Grillparzers Sommerwohnung in Rudolfsheim.

Wie vertraut aber bereits die Bevölkerung Wiens mit den Einzelheiten des Lebens Grillparzers und seiner Zeit sich gemacht hat, konnte man täglich erfahren, wenn man sich unter die Scharen mischte, welche die Grillparzer-Ausstellung besuchten und in ihrer lebhaften Art ihre Bemerkungen über die einzelnen Gegenstände machten. Es waren natürlich vor allem jene geweihten Stätten, da der Dichter im Leben geweilt hatte, welche die allgemeine Aufmerksamkeit auf sich zogen, sein bescheidenes Wohn- und Arbeitszimmer in der Spiegelgasse, wo ich selbst vor dreißig Jahren dem Dichter die Schauspielerin Janausek, welche in Wien als Medea gastirte, vorstellen durfte.

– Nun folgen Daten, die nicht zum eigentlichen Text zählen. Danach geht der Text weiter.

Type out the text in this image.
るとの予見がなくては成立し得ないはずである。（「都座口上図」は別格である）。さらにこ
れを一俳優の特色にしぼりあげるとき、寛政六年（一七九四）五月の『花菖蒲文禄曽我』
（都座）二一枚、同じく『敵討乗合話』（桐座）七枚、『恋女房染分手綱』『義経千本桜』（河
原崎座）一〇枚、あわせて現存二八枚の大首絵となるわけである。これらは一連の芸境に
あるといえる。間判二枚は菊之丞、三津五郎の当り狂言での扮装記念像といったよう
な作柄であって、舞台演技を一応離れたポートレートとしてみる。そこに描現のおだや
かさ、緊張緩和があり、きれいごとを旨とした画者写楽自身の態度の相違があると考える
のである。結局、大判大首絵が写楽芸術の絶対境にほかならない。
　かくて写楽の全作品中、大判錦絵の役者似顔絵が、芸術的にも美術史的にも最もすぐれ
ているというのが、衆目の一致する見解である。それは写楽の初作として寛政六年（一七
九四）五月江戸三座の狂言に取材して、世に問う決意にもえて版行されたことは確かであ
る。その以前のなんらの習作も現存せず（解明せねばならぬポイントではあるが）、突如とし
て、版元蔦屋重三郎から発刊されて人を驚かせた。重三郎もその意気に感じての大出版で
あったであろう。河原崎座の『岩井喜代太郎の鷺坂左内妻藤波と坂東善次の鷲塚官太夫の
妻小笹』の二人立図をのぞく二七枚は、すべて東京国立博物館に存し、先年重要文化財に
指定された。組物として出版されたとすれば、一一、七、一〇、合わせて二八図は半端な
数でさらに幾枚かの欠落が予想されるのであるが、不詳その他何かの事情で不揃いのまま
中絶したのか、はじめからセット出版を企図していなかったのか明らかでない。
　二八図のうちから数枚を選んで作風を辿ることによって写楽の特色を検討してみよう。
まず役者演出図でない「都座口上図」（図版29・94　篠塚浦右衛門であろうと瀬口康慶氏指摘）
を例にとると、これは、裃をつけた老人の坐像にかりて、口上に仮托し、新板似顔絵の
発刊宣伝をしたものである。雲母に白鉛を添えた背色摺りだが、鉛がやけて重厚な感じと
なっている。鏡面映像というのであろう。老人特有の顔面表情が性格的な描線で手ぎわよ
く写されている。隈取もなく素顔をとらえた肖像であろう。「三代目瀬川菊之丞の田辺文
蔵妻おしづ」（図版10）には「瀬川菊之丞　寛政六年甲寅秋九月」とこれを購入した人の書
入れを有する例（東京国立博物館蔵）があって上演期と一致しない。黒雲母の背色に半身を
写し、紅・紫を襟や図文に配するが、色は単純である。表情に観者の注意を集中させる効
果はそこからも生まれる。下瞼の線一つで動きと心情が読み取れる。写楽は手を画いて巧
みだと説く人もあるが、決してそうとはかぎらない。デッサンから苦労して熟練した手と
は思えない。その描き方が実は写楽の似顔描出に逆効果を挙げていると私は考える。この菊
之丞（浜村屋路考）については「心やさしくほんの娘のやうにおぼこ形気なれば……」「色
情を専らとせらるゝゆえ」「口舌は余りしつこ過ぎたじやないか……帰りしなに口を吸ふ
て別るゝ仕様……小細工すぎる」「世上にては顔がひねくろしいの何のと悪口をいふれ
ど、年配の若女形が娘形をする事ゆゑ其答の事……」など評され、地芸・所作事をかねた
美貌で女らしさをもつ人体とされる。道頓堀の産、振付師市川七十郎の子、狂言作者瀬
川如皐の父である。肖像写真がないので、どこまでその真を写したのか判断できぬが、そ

Eine theuere Reliquie ist auch die von Reinhold in Wasserfarben gemalte und für die „Gartenlaube“ von T. Rybkowski gezeichnete Sommerwohnung Grillparzers in Rudolfsheim, beziehungsweise der Gartenpavillon der Freiin Henriette von Pereira Arnstein in deren ehemaligem Palast auf dem „Braunhirschen-Grund“ in Sechshaus. Auf dieser Besitzung der ihm gastfreundlichen, sehr kunstsinnigen Familie pflegte Grillparzer in den dreißiger und vierziger Jahren seinen Sommeraufenthalt zu nehmen und er hing mit Vorliebe in diesem idyllischen Gartenhäuschen seinen Gedanken nach. In den letzten Jahrzehnten pflegte er das reizende Baden bei Wien aufzusuchen. Auch dort ist die Pietät seiner Verehrer seinen Spuren nachgegangen, und auf Betreiben H. Rolletts wurde an dem Hause, wo er wohnte, eine Gedenktafel angebracht. Eine solche ziert auch in Wien sein Geburts- und sein Sterbehaus, und der Wiener Schriftstellerverein Concordia ließ dieses letztere für die Grillparzerwoche in sinniger Weise schmücken. In demselben Haus, in dem er gewohnt hat, befindet sich zu ebener Erde die Wirthschaft „Zur Stadt Amberg“. Dort pflegte der Dichter fast täglich ein Stündchen zu verweilen und sich seinen Träumen bei einem Gläschen österreicher Weines zu überlassen. Ueber seinem Stammplatze hat nun der wackere Wirth auf Anregung des Schriftstellers Amster eine marmorne Denktafel mit entsprechender Inschrift anbringen lassen. Ein Kreis von Schriftstellern hat auch diese Dichterstätte durch eine würdige Feier eingeweiht, und jetzt kaun man allabendlich daselbst Wiener Bürger über ihren Lieblingsdichter erzählen hören. W. L.